We prove that all primitive Pythagorean triples $(a, b, c)$ with $a$ odd are given by $a = m^2 - n^2, b = 2mn, c = m^2 + n^2$ where $m > n > 0$, $\gcd(m, n) = 1$, and $m \not\equiv n \pmod{2}$.

Step 1: Verify the parametrization gives Pythagorean triples.

$(m^2 - n^2)^2 + (2mn)^2 = m^4 - 2m^2n^2 + n^4 + 4m^2n^2 = m^4 + 2m^2n^2 + n^4 = (m^2 + n^2)^2$ ✓

Step 2: Show every primitive triple arises this way.

Let $(a, b, c)$ be a primitive Pythagorean triple with $a$ odd. Then $b$ is even (if both $a, b$ were odd, $a^2 + b^2 \equiv 2 \pmod{4}$, but squares are $0$ or $1 \bmod 4$, impossible for $c^2$).

From $a^2 = c^2 - b^2 = (c-b)(c+b)$, write $b = 2b'$. Then: $a^2 + 4b'^2 = c^2 \implies a^2 = (c - 2b')(c + 2b')$

Since $\gcd(a, b, c) = 1$ and $a$ is odd, both $c - 2b'$ and $c + 2b'$ are odd.

Claim: $\gcd(c - 2b', c + 2b') = 1$.

Proof: Any common divisor $d$ divides their sum $2c$ and difference $4b'$. Since $\gcd(b, c) = 1$ and $d$ is odd, we have $d = 1$.

Therefore, $c - 2b'$ and $c + 2b'$ are both perfect squares: $c - 2b' = n^2, c + 2b' = m^2$ with $m > n > 0$.
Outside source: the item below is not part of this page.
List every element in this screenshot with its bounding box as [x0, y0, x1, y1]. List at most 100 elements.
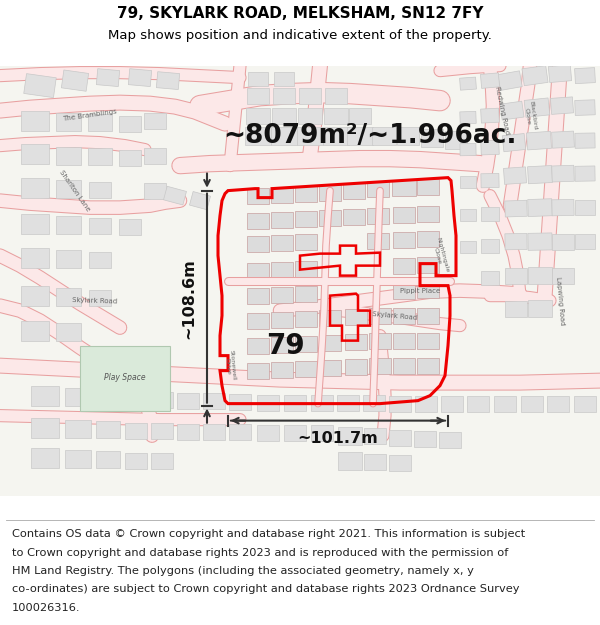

Solving: $c = \frac{m^2 + n^2}{2}, b' = \frac{m^2 - n^2}{4}$.

Wait, let me reconsider. From $b^2 = c^2 - a^2$:

$b^2 = (c - a)(c + a)$

Since $\gcd(a, c) = 1$ (primitive), we have $\gcd(c - a, c + a) \leq 2$.

Since $c - a$ and $c + a$ have the same parity and their product is $b^2$ (even squared), both must be even. Write $c - a = 2u, c + a = 2v$ with $\gcd(u, v) = 1$.
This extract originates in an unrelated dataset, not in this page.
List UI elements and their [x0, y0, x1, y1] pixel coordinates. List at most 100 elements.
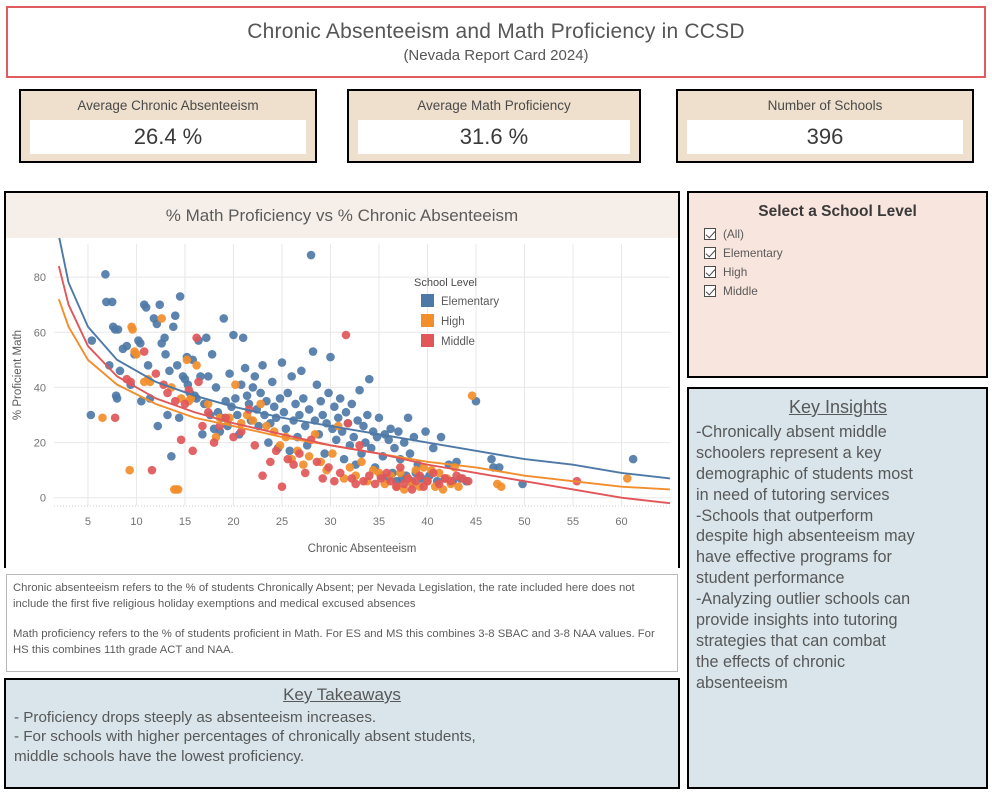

Then $b^2 = 4uv$, so $b = 2\sqrt{uv}$. For $b$ to be an integer, $uv$ must be a perfect square. Since $\gcd(u, v) = 1$, both $u$ and $v$ are perfect squares: $u = n^2, v = m^2$.

Therefore: $c = u + v = n^2 + m^2, a = v - u = m^2 - n^2, b = 2\sqrt{uv} = 2mn$.

We prove no positive integers satisfy $x^4 + y^4 = z^2$ using Fermat's method of infinite descent.

Suppose $(x, y, z)$ is a solution with $x, y, z > 0$ and minimal $z$. We may assume $\gcd(x, y) = 1$ (otherwise divide by $\gcd(x, y)^4$).

Then $(x^2, y^2, z)$ is a Pythagorean triple. By the parametrization: $x^2 = m^2 - n^2, \quad y^2 = 2mn, \quad z = m^2 + n^2$ for some $m > n > 0$ with $\gcd(m, n) = 1$ and $m \not\equiv n \pmod{2}$.

From $y^2 = 2mn$: since $\gcd(m, n) = 1$ and their product (times $2$) is a square, we have two cases:

Case 1: $m = 2s^2, n = t^2$ with $\gcd(s, t) = 1$.

Then $x^2 = m^2 - n^2 = 4s^4 - t^4$. This gives $(t^2, 2s^2, x)$ as a Pythagorean triple: $t^4 + 4s^4 = x^2$

Applying parametrization again leads to a smaller solution.

Case 2: Similar analysis.

In both cases, we construct a Pythagorean triple $(a^2, b^2, c)$ with $c < z$, contradicting minimality of $z$.

Therefore, no positive integer solution exists.